David George was born a slave in Virginia. He grew up on a plantation with his family and a master of uncommon cruelty. Both of his parents were brought over from Africa and were not Christian, according to George. George said that his mother was often whipped until she bled and that one of his brothers was nearly whipped to death for trying to run away. The treatment of his mother is what prompted George to run away.
David George fled about 200 miles and was befriended by a group of white travelers. He worked with them for a while and then found out that there was a reward being offered for him. He left from there and worked for another white man for a few years, but was still pursued by his master. Again he ran and was captured by a native leader named Blue Salt. David George was Blue Salt’s prize and worked for him, but George noted that the natives treated him kindly. George’s master found him and came to pay Blue Salt with rum, linen and a gun for the return of George. George ran away before he was captured and became the slave of a man named Gaulfin.

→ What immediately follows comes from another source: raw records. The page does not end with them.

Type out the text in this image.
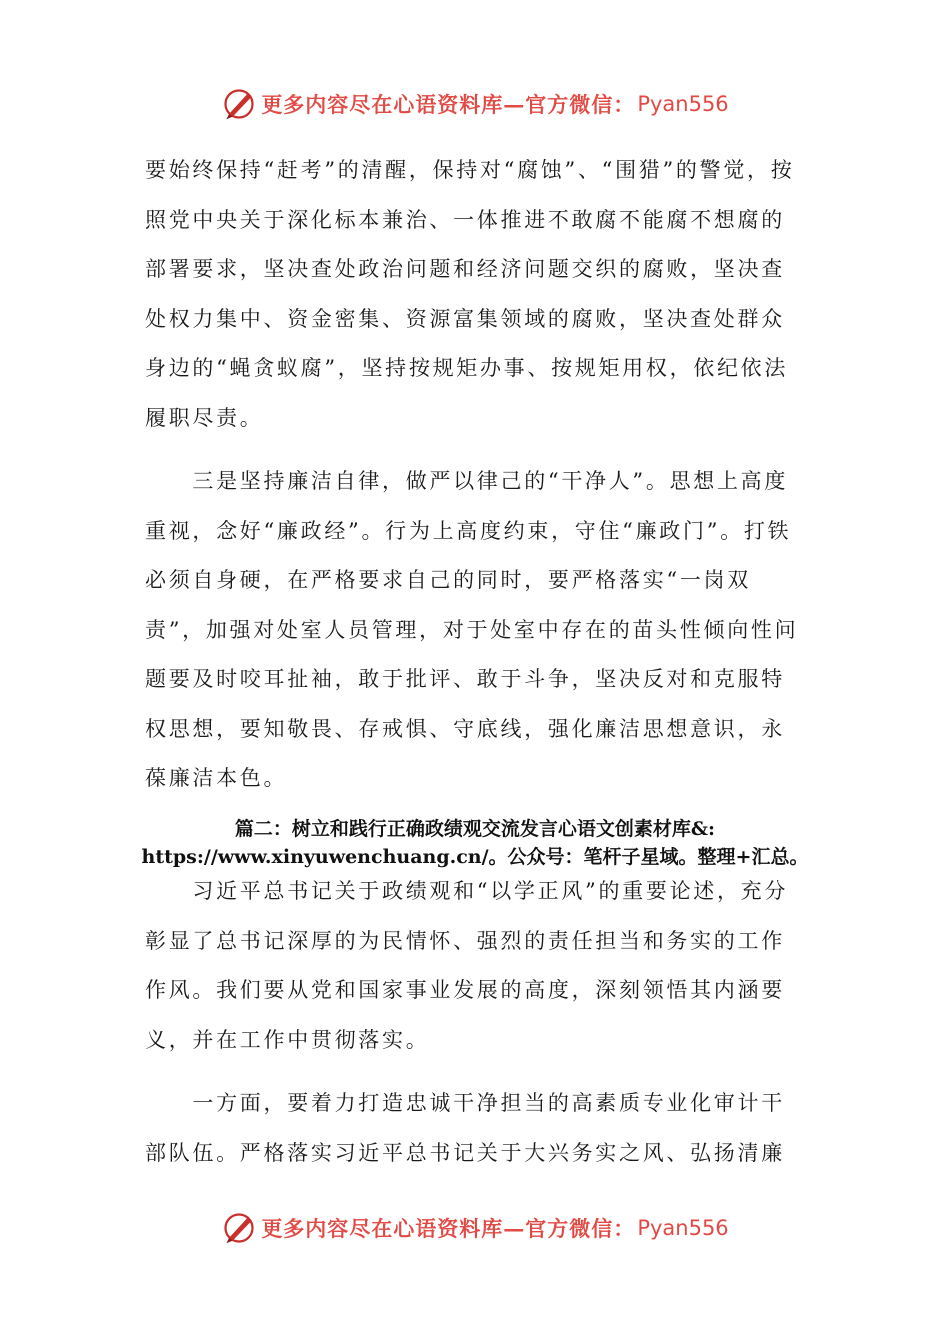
更多内容尽在心语资料库—官方微信： Pyan556

要始终保持“赶考”的清醒，保持对“腐蚀”、“围猎”的警觉，按照党中央关于深化标本兼治、一体推进不敢腐不能腐不想腐的部署要求，坚决查处政治问题和经济问题交织的腐败，坚决查处权力集中、资金密集、资源富集领域的腐败，坚决查处群众身边的“蝇贪蚁腐”，坚持按规矩办事、按规矩用权，依纪依法履职尽责。

　　三是坚持廉洁自律，做严以律己的“干净人”。思想上高度重视，念好“廉政经”。行为上高度约束，守住“廉政门”。打铁必须自身硬，在严格要求自己的同时，要严格落实“一岗双责”，加强对处室人员管理，对于处室中存在的苗头性倾向性问题要及时咬耳扯袖，敢于批评、敢于斗争，坚决反对和克服特权思想，要知敬畏、存戒惧、守底线，强化廉洁思想意识，永葆廉洁本色。

篇二：树立和践行正确政绩观交流发言心语文创素材库&:
https://www.xinyuwenchuang.cn/。公众号：笔杆子星域。整理+汇总。

　　习近平总书记关于政绩观和“以学正风”的重要论述，充分彰显了总书记深厚的为民情怀、强烈的责任担当和务实的工作作风。我们要从党和国家事业发展的高度，深刻领悟其内涵要义，并在工作中贯彻落实。

　　一方面，要着力打造忠诚干净担当的高素质专业化审计干部队伍。严格落实习近平总书记关于大兴务实之风、弘扬清廉

更多内容尽在心语资料库—官方微信： Pyan556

George worked for Gaulfin for four years, was married and had his first child. It was after the birth of his baby that he met another black man, Cyrus, who first talked about the Lord with him. Cyrus told George that if he continued to live as he was that he would never see the glory of the Lord. This disturbed George and he began to pray and think about salvation constantly. He regularly attended services at George Liele’s Baptist church. He became interested in preaching and started having services with the people while he was living in Silver Bluff.
At the beginning of the American war, preachers were stopped from coming into black communities and the minister asked George if he would carry on the preaching in his place. George then learned to read and write by enlisting the help of the master’s children, learning the alphabet and other words while using the bible as a base. He began reading the bible and conducting services regularly.
When his master abandoned his farm to flee British troops, George was a free man again. He worked for the British and acted as a food broker for their troops in Savannah, as well as conducting some services for the Black people with George Liele, who was in a similar circumstance. As the war drew to a close, some friendly British arranged for him to get safe passage to Nova Scotia.
David George came to Halifax, Nova Scotia as a member of the Black Loyalists. He went from Halifax to Shelburne to preach amongst the black settlers in the community of Birchtown. He began preaching to and baptizing the blacks within the community. George had opposition from the white population as soon as he arrived, but it became much more severe when white people joined his congregation. When he baptized a white member of his congregation, the people became riotous, beat him with sticks and drove him away. Afterwards, David George became involved in preparing for the voyage to Sierra Leone. He and his family made the journey and George continued his preaching there.
Upon arrival in Sierra Leone, David George and his Black Baptists had similar problems to the ones they faced in Nova Scotia. The white people of Sierra Leone were just as ignorant and racist as many of the people in Nova Scotia. George played a big role in keeping his Black Baptists calm during the troublesome times in Sierra Leone; some criticized George for being so tolerant of the administration. George played a big part in the settlement of the community and was voted to the position of tythingman, an important political position in their society.